DPP-4阻害薬とGLP-1受容体作動薬という新しいタイプの2型糖尿病治療薬が各製薬会社から相次いで発売され注目を集めている。Caloo編集部では朝日生命成人病研究所治験部長大西由希子氏の監修の元、糖尿病治療薬としては10年ぶりの新しい作用機序の新薬について紹介する。

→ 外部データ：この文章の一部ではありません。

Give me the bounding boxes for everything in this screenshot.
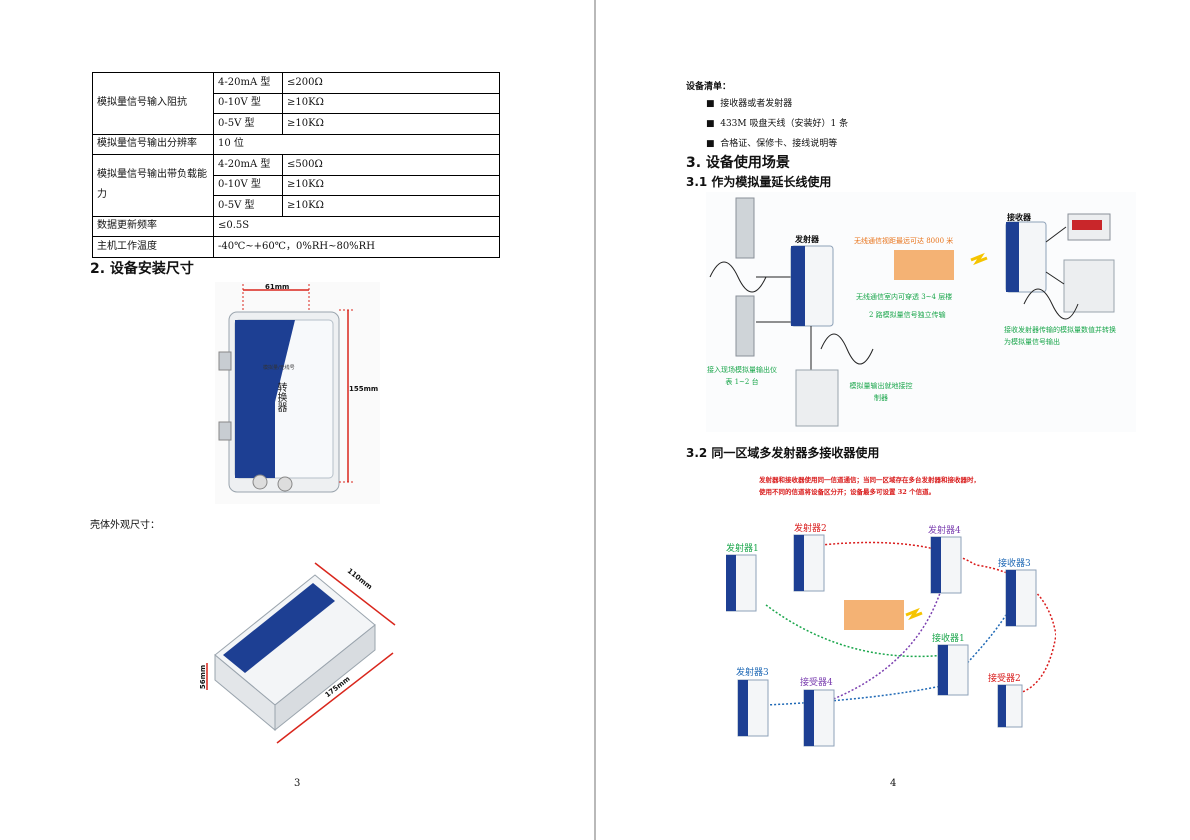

糖尿病は血液中の糖濃度が高い状態が続く病気だ。血液中の糖分はすい臓から分泌されるインスリンにより処理されるが、図表1のようにすい臓に問題がありインスリンの分泌が少なくなったり、図表2のようにインスリン自体は正常に分泌されていてもインスリンの血糖降下作用が低下すると血液中の糖濃度が上昇する。これが糖尿病の基本的な病態だ。

今回のDPP-4阻害薬とGLP-1受容体作動薬はすい臓に作用しインスリンの分泌を促す新薬である。つまり、すい臓になんらかの問題がありインスリンの分泌が少ない状態を改善するものである(図表1)。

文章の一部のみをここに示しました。